DELETE FROM Ships WHERE length(Trip) = 0 OR length(Trip) >= 1500000; -- DELETE 820
Now the Ships
table looks like Figure 1.3, “Ship trajectories after filtering”.
Let's have a look at the speed of the ships. There are two speed values in the data; the speed calculated from the spatiotemporal trajectory speed(Trip)
, and the SOG
attribute. Optimally, the two will be the same. A small variance would still be OK, because of sensor errors. Note that both are temporal floats. In the next query, we compare the averages of the two speed values for every ship:
SELECT ABS(twavg(SOG) * 1.852 - twavg(speed(Trip))* 3.6 ) SpeedDifference FROM Ships WHERE SOG IS NOT NULL AND ABS(twavg(SOG) * 1.852 - twavg(speed(Trip))* 3.6 ) > 10.0 ORDER BY SpeedDifference DESC; speeddifference ------------------- 241.42049907716665 134.61257387558112 112.36643046964278 110.10490793777619 81.66118732332465 81.5725669336415 69.85832834619002 57.232404771295045 52.943341619001586 52.921746684116904 ...
The twavg
computes a time-weighted average of a temporal float. It basically computes the area under the curve, then divides it by the time duration of the temporal float. By doing so, the speed values that remain for longer durations affect the average more than those that remain for shorter durations. Note that SOG is in knot, and Speed(Trip) is in m/s. The query converts both to km/h.
The query shows the first 10 ship trajectories of the 82 in the table that have a difference of more than 10 km/h. These trajectories are shown in Figure 1.4, “Ship trajectories with big difference between speed(Trip)
and SOG
”. Again they look like noise, so we remove them with the following query
DELETE FROM Ships WHERE ABS(twavg(SOG) * 1.852 - twavg(speed(Trip))* 3.6 ) > 10;
Now we do a similar comparison between the calculated azimuth from the spatiotemporal trajectory, and the attribute COG:
SELECT ABS(twavg(COG) - twavg(azimuth(Trip)) * 180.0/pi()) AzimuthDifference FROM Ships WHERE ABS(twavg(COG) - twavg(azimuth(Trip)) * 180.0/pi()) > 45.0 ORDER BY AzimuthDifference DESC; azimuthdifference -------------------- 355.4200584570843 348.213417943632 333.7458943572906 321.5644829906112 309.6935360677792 308.4444213637132 295.5019204058323 294.7215887580075 267.8656764337898 267.09343294055583 ...
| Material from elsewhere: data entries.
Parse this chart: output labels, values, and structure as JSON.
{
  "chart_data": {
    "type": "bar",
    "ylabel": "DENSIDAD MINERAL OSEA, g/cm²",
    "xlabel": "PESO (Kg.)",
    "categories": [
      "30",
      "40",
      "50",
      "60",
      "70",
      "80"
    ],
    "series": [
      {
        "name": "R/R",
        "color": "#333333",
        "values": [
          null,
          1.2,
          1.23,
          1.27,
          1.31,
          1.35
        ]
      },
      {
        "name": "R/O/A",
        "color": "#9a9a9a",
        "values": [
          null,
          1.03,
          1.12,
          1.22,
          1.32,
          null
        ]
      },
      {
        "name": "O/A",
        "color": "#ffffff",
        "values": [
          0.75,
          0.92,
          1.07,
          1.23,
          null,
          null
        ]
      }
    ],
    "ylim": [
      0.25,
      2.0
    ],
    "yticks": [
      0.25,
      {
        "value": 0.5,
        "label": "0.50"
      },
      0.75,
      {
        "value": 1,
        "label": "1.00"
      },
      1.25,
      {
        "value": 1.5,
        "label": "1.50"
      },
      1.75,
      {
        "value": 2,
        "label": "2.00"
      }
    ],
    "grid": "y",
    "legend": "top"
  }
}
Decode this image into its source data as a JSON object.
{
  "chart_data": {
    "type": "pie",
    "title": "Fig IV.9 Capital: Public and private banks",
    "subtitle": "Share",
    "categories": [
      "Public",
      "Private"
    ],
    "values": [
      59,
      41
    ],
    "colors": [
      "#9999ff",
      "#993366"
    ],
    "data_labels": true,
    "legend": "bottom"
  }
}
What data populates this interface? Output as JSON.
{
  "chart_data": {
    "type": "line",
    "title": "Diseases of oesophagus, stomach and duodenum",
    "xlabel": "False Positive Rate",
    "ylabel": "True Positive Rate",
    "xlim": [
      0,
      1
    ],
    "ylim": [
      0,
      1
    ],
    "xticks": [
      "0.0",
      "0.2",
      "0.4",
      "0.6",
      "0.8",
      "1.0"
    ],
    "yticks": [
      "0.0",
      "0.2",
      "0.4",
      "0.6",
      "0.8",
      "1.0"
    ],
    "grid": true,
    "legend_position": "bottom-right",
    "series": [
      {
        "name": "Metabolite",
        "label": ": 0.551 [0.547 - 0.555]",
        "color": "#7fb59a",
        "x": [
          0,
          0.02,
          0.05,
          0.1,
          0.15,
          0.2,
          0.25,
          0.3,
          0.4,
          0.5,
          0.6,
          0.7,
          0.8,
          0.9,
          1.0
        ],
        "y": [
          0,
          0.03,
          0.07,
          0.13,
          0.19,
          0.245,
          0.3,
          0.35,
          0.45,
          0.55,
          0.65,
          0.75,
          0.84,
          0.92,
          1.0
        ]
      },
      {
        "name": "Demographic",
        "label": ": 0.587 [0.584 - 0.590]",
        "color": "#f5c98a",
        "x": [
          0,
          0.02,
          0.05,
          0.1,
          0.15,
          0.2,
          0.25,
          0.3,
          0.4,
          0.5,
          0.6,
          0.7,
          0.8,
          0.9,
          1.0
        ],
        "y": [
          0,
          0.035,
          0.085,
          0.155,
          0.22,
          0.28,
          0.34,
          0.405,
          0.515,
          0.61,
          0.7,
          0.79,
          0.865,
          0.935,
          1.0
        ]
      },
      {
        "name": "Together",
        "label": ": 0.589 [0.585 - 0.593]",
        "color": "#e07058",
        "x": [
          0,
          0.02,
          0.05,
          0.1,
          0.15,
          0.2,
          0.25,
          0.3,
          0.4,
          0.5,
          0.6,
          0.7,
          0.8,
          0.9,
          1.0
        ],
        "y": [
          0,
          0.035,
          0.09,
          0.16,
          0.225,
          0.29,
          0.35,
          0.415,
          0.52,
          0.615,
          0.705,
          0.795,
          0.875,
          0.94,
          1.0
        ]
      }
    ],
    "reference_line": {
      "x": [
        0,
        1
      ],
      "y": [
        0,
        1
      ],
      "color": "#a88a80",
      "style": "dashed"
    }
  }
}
Here we see that the COG is not as accurate as was the case for the SOG attribute. More than 1600 trajectories have an azimuth difference bigger than 45 degrees. Figure 1.5, “Ship trajectories with big difference between azimuth(Trip)
and COG
” visualizes them. Some of them look like noise, but some look fine. For simplicity, we keep them all.